Above them, a golden flare streaked across the sky, and both of them went quiet.
“Ithasto be the obs station,” Ethan said. “Too much debris is falling for anything else, unless it’s a battleship, and I really don’t think it is.”
“Agreed. Let’s hope they all got out.” Velda’s face was tipped upward as she watched the flare wink out.
Bits and pieces were still making entry into the atmosphere, like a giant hand was throwing glitter above them.
“It shouldn’t look so beautiful,” Velda said.
The water began to boil and Ethan leaned forward to take it off the fire. As he set it down, a twig snapped to their left.
He went absolutely still, listening. He turned to Velda, lifted a finger to his lips, and made a gesture for her to stay put.
Then he rose to his feet, checked he had his laz, and moved off into the darkness.
Velda watchedthe back of Ethan as he was swallowed up by the night.
She had heard the twig snap, too, but she’d assumed it was an animal.
Never assume, the military training instructor had drilled into the recruits—and her—last time she had participated. She should have remembered.

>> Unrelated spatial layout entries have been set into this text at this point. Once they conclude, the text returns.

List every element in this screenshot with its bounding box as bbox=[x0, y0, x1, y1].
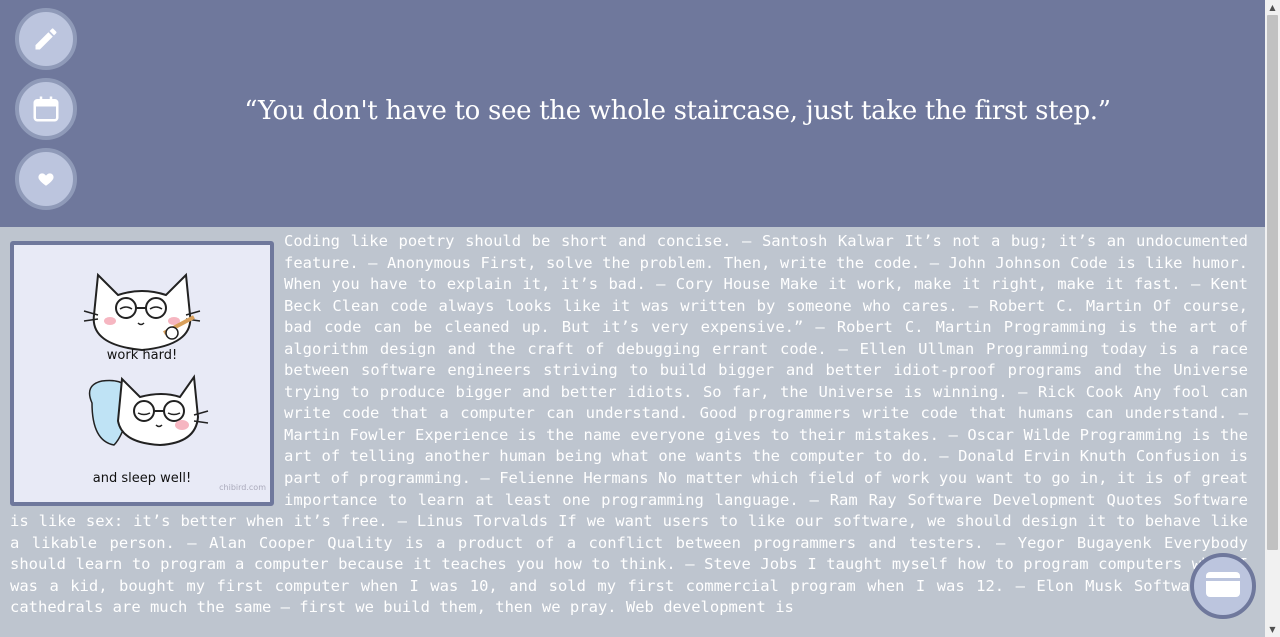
folder-button[interactable] bbox=[1190, 553, 1256, 619]
heart-icon bbox=[37, 170, 55, 188]
calendar-button[interactable] bbox=[15, 78, 77, 140]
scroll-down-arrow-icon[interactable]: ▼ bbox=[1265, 622, 1280, 637]
favorite-button[interactable] bbox=[15, 148, 77, 210]
sleepy-cat-illustration bbox=[83, 272, 209, 447]
sticker-credit: chibird.com bbox=[219, 483, 266, 493]
calendar-icon bbox=[31, 94, 61, 124]
quotes-content: work hard! and sleep well! chibird.com C… bbox=[10, 231, 1248, 637]
scroll-up-arrow-icon[interactable]: ▲ bbox=[1265, 0, 1280, 15]
scrollbar-thumb[interactable] bbox=[1267, 15, 1278, 550]
folder-icon bbox=[1204, 569, 1242, 603]
featured-quote: “You don't have to see the whole stairca… bbox=[244, 96, 1111, 126]
pencil-icon bbox=[32, 25, 60, 53]
quote-header: “You don't have to see the whole stairca… bbox=[0, 0, 1265, 227]
sticker-caption-top: work hard! bbox=[106, 348, 178, 363]
edit-button[interactable] bbox=[15, 8, 77, 70]
cat-sticker-image: work hard! and sleep well! chibird.com bbox=[10, 241, 274, 506]
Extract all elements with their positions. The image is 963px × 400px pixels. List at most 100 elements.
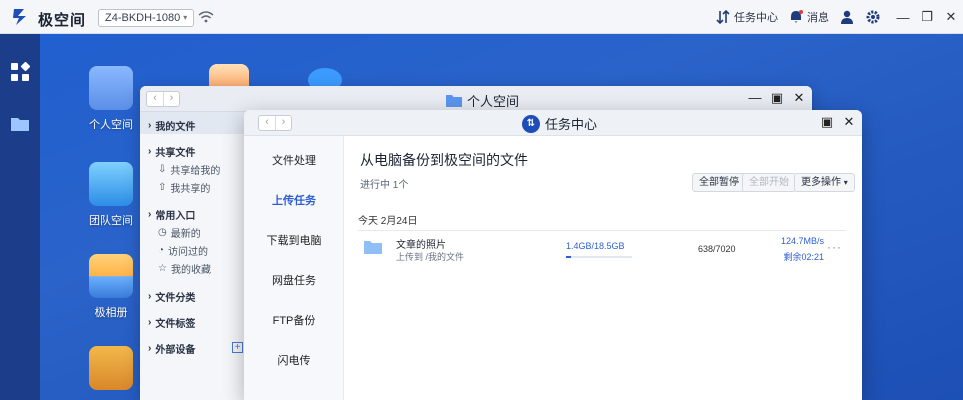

She turned back to the fire, and froze.
A man stood on the other side of it.
He was dressed in black, and he was pointing a laz at her.
Without saying a word, he jerked the laz up, indicating that she stand.
She glanced left in the direction Ethan had gone, but either this man had done something to him or there was more than one of them.
She guessed the latter.
She got slowly to her feet. “Who are you?”
He frowned and flicked his gaze quickly to the side.
If he was here to kill her, which she guessed he was, he would have no reason not to use his laz right now, before she could make some noise and alert Ethan.
So she bent forward, picked up the pot of just-boiled water, and threw it at him across the small fire pit in one smooth move.
She took him by surprise.
He screamed as the hot water hit him in the face, and she ran right, into the night.